Dr. Lazic is a board-certified dermatologist, and a Fellow of the American Academy of Dermatology. She is committed to excellence in delivering dermatologic care to patients of all ages.
Dr. Lazic is a board-certified dermatologist, and a Fellow of the American Academy of Dermatology. She is committed to excellence in delivering dermatologic care to patients of all ages.
Dr. Lazic received her Bachelor of Science degree from the University of California, Los Angeles, where she graduated summa cum laude, with highest honors and various awards, including the Outstanding Senior Award and the Tom Brokaw Award for Life Achievements. Dr. Lazic obtained two degrees from Yale University, completing both her medical school training and internship in internal medicine.

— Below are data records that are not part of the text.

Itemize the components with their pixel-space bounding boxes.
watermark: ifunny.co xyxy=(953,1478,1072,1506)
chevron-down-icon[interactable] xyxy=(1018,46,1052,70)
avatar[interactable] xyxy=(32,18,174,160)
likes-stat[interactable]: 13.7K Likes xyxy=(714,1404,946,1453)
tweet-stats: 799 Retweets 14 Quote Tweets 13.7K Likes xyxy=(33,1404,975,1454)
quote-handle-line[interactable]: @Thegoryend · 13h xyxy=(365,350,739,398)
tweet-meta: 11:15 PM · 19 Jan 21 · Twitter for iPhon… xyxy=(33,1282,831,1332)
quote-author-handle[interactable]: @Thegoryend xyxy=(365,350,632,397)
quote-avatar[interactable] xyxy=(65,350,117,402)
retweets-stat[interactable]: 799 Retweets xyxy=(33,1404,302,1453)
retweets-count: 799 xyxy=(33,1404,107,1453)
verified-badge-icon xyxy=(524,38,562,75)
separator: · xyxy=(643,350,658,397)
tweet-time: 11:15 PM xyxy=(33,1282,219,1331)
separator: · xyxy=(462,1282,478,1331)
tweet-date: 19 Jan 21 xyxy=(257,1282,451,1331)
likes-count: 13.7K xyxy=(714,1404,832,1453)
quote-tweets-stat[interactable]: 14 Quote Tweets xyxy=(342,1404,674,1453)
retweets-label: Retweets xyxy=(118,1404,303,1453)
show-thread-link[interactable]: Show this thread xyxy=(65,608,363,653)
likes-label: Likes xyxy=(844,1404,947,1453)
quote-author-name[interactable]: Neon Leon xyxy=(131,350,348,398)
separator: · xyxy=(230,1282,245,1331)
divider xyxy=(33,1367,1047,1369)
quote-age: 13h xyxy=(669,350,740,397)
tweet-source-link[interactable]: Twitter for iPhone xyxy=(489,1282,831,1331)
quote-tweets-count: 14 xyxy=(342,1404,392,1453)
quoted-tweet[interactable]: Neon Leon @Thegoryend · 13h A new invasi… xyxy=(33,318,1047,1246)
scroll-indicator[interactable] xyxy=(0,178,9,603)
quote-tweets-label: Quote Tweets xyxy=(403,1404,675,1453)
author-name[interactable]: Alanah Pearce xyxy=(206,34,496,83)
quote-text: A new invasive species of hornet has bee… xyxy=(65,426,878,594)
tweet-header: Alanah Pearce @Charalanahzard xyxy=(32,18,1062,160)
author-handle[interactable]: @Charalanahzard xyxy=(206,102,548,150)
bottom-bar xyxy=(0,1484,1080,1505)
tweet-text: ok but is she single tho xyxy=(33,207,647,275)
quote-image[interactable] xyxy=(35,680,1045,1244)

She went on to complete dermatology residency at Boston University’s Roger Williams Medical Center, where she served as Chief Resident and received multiple awards for patient care and academic excellence. Dr. Lazic also studied dermatology at the University of Rome in Italy, as well as HIV Primary Care in Santiago, Chile. She is fluent in Spanish and Serbian, and conversational in Italian.
In 2012, she accepted an academic position at Mount Sinai’s St. Luke’s and Roosevelt Hospitals in New York City. Currently she is Associate Clinical Professor at Icahn School of Medicine at Mount Sinai, where she continues to teach dermatology residents and medical students, while seeing patients in Midtown Manhattan. She has published numerous peer reviewed articles and book chapters.
Dr. Lazic’s dermatologic interests include medical and surgical treatment of skin disorders, and she particularly enjoys and specializes in diagnosing and treating skin allergies.
At eighteen years of age I left my war-torn country for America, leaving behind the familiar sounds of a language and way of life, knowing that from then on I would return to my childhood home only as a visitor. In coming to America, I arrived to opportunities inexhaustible in a lifetime. From all the choices before me, my choices remained my passions: I learned science and languages, and I insisted on supporting myself financially through something I enjoyed, teaching (mathematics). The decision to pursue medicine was made fairly early on, and although I loved the basic sciences, I felt biology without a patient was like a sailboat without the wind. This perspective carried over in my research, which continued to be patient focused. My Yale thesis project on Hereditary Hemorrhagic Telangiectasia, a part of which was carried out in Italy, became something more meaningful and vivid as I learned to communicate with my patients in Italian. As I acquired more medical knowledge, I continued to utilize my language skills in international settings, including dermatology training at the University of Rome, and learning to care for HIV patients in Santiago, Chile. Understanding a language, like crossing a border is not the end point, but rather it is the point of departure.
Dermatology, like a photograph, is an open secret. The lesions present on the surface, the diagnoses, however, can lead to the most remote of etiologies, making the clinical work a daily discovery. Skin may seem like a border between individuals and their environment, but really it is a window to the diseases experienced by the body. By practicing Dermatology, I crossed over yet another border as a physician who understands that what matters most about what one sees is its link to what lies beneath. In my quest to shed boundaries that are either trivial or artificial, I have chosen a profession in which I will cross daily the very boundary whose integrity is the sine qua non of our existence: the skin.
Looking back at it now, it is hard to believe I grew up in the middle of a civil war, incomprehensible in the last decade of the 20th century, in Europe, and that I am now a citizen of the country that bombed the city of my birth and of my youth, Belgrade. It is a chaotic web of improbable events that led to where I am, and to opportunities. As boundaries were falling all around Europe, they were rising all around me. With a Serbian mother and a Croatian father, the crossing of boundaries is what I was. I could feel the irrationality of nationalism and tribal hatred in the way complete strangers reacted to my accent, or my last name. I rejected boundaries instinctively, by turning outward, learning foreign languages, traveling, and crossing borders whenever I was given a chance. As a child, despite the fact that my mother was a lawyer and my father a prominent photographer, I gravitated toward science and mathematics, which universally belong to no one and everyone. Science made borders senseless, and that is what I wanted to do.
“Dermatology, like a photograph, is an open secret. The lesions present on the surface, the diagnoses, however, can lead to the most remote of etiologies, making the clinical work a daily discovery.”
“Skin may seem like a border between individuals and their environment, but really it is a window to the diseases experienced by the body.”
“By practising Dermatology, I crossed over yet another border as a physician who understands that what matters most about what one sees is its link to what lies beneath.”
“In my quest to shed boundaries that are either trivial or artificial, I have chosen a profession in which I will cross daily the very boundary whose integrity is the sine qua non of our existence: the skin.”